다음은 학습이 끝난 후 카트폴의 움직임이다.
Double DQN 코드는 Q 신경망을 구현하고 학습시키기 위한 doubledqn_learn.py, 이를 실행시키기 위한 doubledqn_main.py, 학습을 마친 신경망 파라미터를 읽어와 에이전트를 구동하기 위한 doubledqn_load_play.py 그리고 리플레이 버퍼를 구현한 replaybuffer.py로 구성되어 있다.
전체 코드 구조는 다음과 같다.
다음은 Tensorflow 2 코드다.
doubledqn_learn.py
# Double DQN learn (tf2 subclassing API version)
# coded by St.Watermelon
import numpy as np
import matplotlib.pyplot as plt
from tensorflow.keras.models import Model
from tensorflow.keras.layers import Dense
from tensorflow.keras.optimizers import Adam
import tensorflow as tf
from replaybuffer import ReplayBuffer
# Q network
class DoubleDQN(Model):
def __init__(self, action_n):
super(DoubleDQN, self).__init__()
self.h1 = Dense(64, activation='relu')
self.h2 = Dense(32, activation='relu')
self.h3 = Dense(16, activation='relu')
self.q = Dense(action_n, activation='linear')
def call(self, x):
x = self.h1(x)
x = self.h2(x)
x = self.h3(x)
q = self.q(x)
return q
class DoubleDQNagent(object):
def __init__(self, env):
## hyperparameters
self.GAMMA = 0.95
self.BATCH_SIZE = 32
self.BUFFER_SIZE = 20000
self.DDQN_LEARNING_RATE = 0.001
self.TAU = 0.001
self.EPSILON = 1.0
self.EPSILON_DECAY = 0.995
self.EPSILON_MIN = 0.01
self.env = env
# get state dimension and action number
self.state_dim = env.observation_space.shape[0] # 4
self.action_n = env.action_space.n # 2
## create Q networks
self.doubledqn = DoubleDQN(self.action_n)

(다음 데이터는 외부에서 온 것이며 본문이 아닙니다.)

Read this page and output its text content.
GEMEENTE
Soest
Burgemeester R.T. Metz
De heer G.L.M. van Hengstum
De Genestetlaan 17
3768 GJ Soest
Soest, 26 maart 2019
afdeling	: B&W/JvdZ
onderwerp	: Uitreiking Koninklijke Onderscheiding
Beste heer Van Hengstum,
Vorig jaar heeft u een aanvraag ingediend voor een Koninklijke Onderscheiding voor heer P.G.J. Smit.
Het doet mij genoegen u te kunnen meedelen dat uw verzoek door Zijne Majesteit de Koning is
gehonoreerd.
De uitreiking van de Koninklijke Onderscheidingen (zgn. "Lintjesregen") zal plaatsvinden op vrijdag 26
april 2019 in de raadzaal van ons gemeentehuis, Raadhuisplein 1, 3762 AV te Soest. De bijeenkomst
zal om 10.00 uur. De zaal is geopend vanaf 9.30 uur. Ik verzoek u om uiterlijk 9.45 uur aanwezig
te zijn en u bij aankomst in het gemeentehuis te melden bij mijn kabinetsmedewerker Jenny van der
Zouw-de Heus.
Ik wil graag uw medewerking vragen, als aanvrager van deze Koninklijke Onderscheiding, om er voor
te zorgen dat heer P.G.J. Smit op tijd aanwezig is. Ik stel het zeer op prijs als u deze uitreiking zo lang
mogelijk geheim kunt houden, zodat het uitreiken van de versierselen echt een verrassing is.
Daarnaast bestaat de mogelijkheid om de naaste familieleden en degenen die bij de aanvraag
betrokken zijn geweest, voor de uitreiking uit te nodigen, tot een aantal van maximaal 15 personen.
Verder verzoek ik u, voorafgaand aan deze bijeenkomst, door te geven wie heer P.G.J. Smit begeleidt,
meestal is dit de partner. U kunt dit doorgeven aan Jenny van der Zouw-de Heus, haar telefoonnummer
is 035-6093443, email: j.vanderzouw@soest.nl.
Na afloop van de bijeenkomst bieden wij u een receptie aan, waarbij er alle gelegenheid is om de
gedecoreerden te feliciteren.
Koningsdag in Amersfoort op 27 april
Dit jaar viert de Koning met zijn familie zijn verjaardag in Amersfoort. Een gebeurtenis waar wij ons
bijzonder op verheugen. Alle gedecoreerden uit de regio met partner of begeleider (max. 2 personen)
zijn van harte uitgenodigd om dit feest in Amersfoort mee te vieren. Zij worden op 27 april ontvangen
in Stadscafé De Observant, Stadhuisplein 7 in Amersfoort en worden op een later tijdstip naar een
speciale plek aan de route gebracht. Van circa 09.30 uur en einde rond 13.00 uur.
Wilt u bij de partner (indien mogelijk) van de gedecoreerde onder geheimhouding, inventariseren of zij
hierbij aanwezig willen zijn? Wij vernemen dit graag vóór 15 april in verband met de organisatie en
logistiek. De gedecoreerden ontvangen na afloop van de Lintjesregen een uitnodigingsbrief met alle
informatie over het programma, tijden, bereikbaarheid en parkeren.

self.target_doubledqn = DoubleDQN(self.action_n)
self.doubledqn.build(input_shape=(None, self.state_dim))
self.target_doubledqn.build(input_shape=(None, self.state_dim))
self.doubledqn.summary()
# optimizer
self.doubledqn_opt = Adam(self.DDQN_LEARNING_RATE)
## initialize replay buffer
self.buffer = ReplayBuffer(self.BUFFER_SIZE)
# save the results
self.save_epi_reward = []
## get action
def choose_action(self, state):
if np.random.random() <= self.EPSILON:
return self.env.action_space.sample()
else:
qs = self.doubledqn(tf.convert_to_tensor([state], dtype=tf.float32))

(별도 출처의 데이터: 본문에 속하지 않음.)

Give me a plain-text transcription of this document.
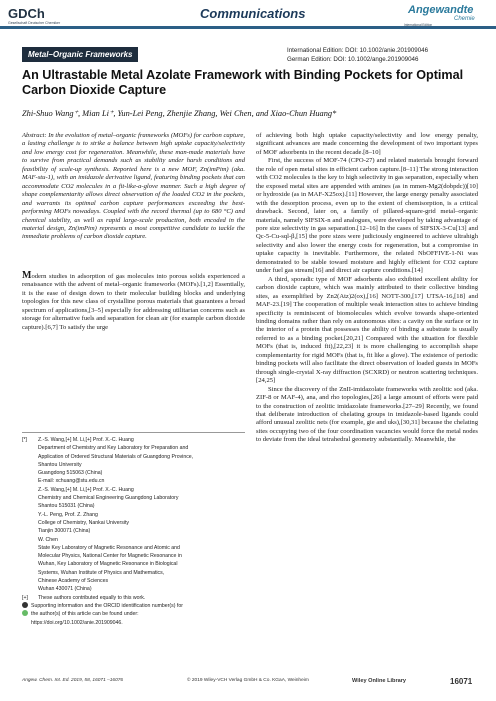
GDCh
Gesellschaft Deutscher Chemiker
Communications	Angewandte
Chemie
International Edition
Metal–Organic Frameworks	International Edition: DOI: 10.1002/anie.201909046
German Edition: DOI: 10.1002/ange.201909046
An Ultrastable Metal Azolate Framework with Binding Pockets for Optimal Carbon Dioxide Capture
Zhi-Shuo Wang⁺, Mian Li⁺, Yun-Lei Peng, Zhenjie Zhang, Wei Chen, and Xiao-Chun Huang*

Abstract: In the evolution of metal–organic frameworks (MOFs) for carbon capture, a lasting challenge is to strike a balance between high uptake capacity/selectivity and low energy cost for regeneration. Meanwhile, these man-made materials have to survive from practical demands such as stability under harsh conditions and feasibility of scale-up synthesis. Reported here is a new MOF, Zn(imPim) (aka. MAF-stu-1), with an imidazole derivative ligand, featuring binding pockets that can accommodate CO2 molecules in a fit-like-a-glove manner. Such a high degree of shape complementarity allows direct observation of the loaded CO2 in the pockets, and warrants its optimal carbon capture performances exceeding the best-performing MOFs nowadays. Coupled with the record thermal (up to 680 °C) and chemical stability, as well as rapid large-scale production, both encoded in the material design, Zn(imPim) represents a most competitive candidate to tackle the immediate problems of carbon dioxide capture.

Modern studies in adsorption of gas molecules into porous solids experienced a renaissance with the advent of metal–organic frameworks (MOFs).[1,2] Essentially, it is the ease of design down to their molecular building blocks and underlying topologies for this new class of crystalline porous materials that guarantees a broad spectrum of applications,[3–5] especially for addressing utilitarian concerns such as storage for alternative fuels and separation for clean air (for example carbon dioxide capture).[6,7] To satisfy the urge

[*]	Z.-S. Wang,[+] M. Li,[+] Prof. X.-C. Huang
Department of Chemistry and Key Laboratory for Preparation and
Application of Ordered Structural Materials of Guangdong Province,
Shantou University
Guangdong 515063 (China)
E-mail: xchuang@stu.edu.cn
Z.-S. Wang,[+] M. Li,[+] Prof. X.-C. Huang
Chemistry and Chemical Engineering Guangdong Laboratory
Shantou 515031 (China)
Y.-L. Peng, Prof. Z. Zhang
College of Chemistry, Nankai University
Tianjin 300071 (China)
W. Chen
State Key Laboratory of Magnetic Resonance and Atomic and
Molecular Physics, National Center for Magnetic Resonance in
Wuhan, Key Laboratory of Magnetic Resonance in Biological
Systems, Wuhan Institute of Physics and Mathematics,
Chinese Academy of Sciences
Wuhan 430071 (China)
[+]	These authors contributed equally to this work.
Supporting information and the ORCID identification number(s) for
the author(s) of this article can be found under:
https://doi.org/10.1002/anie.201909046.

of achieving both high uptake capacity/selectivity and low energy penalty, significant advances are made concerning the development of two important types of MOF adsorbents in the recent decade.[8–10]

First, the success of MOF-74 (CPO-27) and related materials brought forward the role of open metal sites in efficient carbon capture.[8–11] The strong interaction with CO2 molecules is the key to high selectivity in gas separation, especially when the exposed metal sites are appended with amines (as in mmen-Mg2(dobpdc))[10] or hydroxide (as in MAF-X25ox).[11] However, the large energy penalty associated with the desorption process, even up to the extent of chemisorption, is a critical drawback. Second, later on, a family of pillared-square-grid metal–organic materials, namely SIFSIX-n and analogues, were developed by taking advantage of pore size selectivity in gas separation.[12–16] In the cases of SIFSIX-3-Cu[13] and Qc-5-Cu-sql-β,[15] the pore sizes were judiciously engineered to achieve ultrahigh selectivity and also lower the energy costs for regeneration, but a compromise in uptake capacity is inevitable. Furthermore, the related NbOFFIVE-1-Ni was demonstrated to be stable toward moisture and highly efficient for CO2 capture under fuel gas stream[16] and direct air capture conditions.[14]

A third, sporadic type of MOF adsorbents also exhibited excellent ability for carbon dioxide capture, which was mainly attributed to their collective binding sites, as exemplified by Zn2(Atz)2(ox),[16] NOTT-300,[17] UTSA-16,[18] and MAF-23.[19] The cooperation of multiple weak interaction sites to achieve binding specificity is reminiscent of biomolecules which evolve towards shape-oriented binding domains rather than rely on autonomous sites: a cavity on the surface or in the interior of a protein that possesses the ability of binding a substrate is usually referred to as a binding pocket.[20,21] Compared with the situation for flexible MOFs (that is, induced fit),[22,23] it is more challenging to accomplish shape complementarity for rigid MOFs (that is, fit like a glove). The existence of periodic binding pockets will also facilitate the direct observation of loaded guests in MOFs through single-crystal X-ray diffraction (SCXRD) or neutron scattering techniques.[24,25]

Since the discovery of the ZnII-imidazolate frameworks with zeolitic sod (aka. ZIF-8 or MAF-4), ana, and rho topologies,[26] a large amount of efforts were paid to the construction of zeolitic imidazolate frameworks.[27–29] Recently, we found that deliberate introduction of chelating groups in imidazole-based ligands could afford unusual zeolitic nets (for example, gie and uks),[30,31] because the chelating sites occupying two of the four coordination vacancies would force the metal nodes to deviate from the ideal tetrahedral geometry substantially. Meanwhile, the

Angew. Chem. Int. Ed. 2019, 58, 16071 –16076	© 2019 Wiley-VCH Verlag GmbH & Co. KGaA, Weinheim	Wiley Online Library	16071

return np.argmax(qs.numpy())
## transfer actor weights to target actor with a tau
def update_target_network(self, TAU):
phi = self.doubledqn.get_weights()
target_phi = self.target_doubledqn.get_weights()
for i in range(len(phi)):
target_phi[i] = TAU * phi[i] + (1 - TAU) * target_phi[i]
self.target_doubledqn.set_weights(target_phi)
## single gradient update on a single batch data
def doubledqn_learn(self, states, actions, td_targets):
with tf.GradientTape() as tape:
one_hot_actions = tf.one_hot(actions, self.action_n)
q = self.doubledqn(states, training=True)
q_values = tf.reduce_sum(one_hot_actions * q, axis=1, keepdims=True)
loss = tf.reduce_mean(tf.square(q_values-td_targets))
grads = tape.gradient(loss, self.doubledqn.trainable_variables)
self.doubledqn_opt.apply_gradients(zip(grads, self.doubledqn.trainable_variables))
## computing TD target: y_k = r_k + gamma* max Q(s_k+1, a)
def td_target(self, rewards, target_qs, max_a, dones):
one_hot_max_a = tf.one_hot(max_a, self.action_n)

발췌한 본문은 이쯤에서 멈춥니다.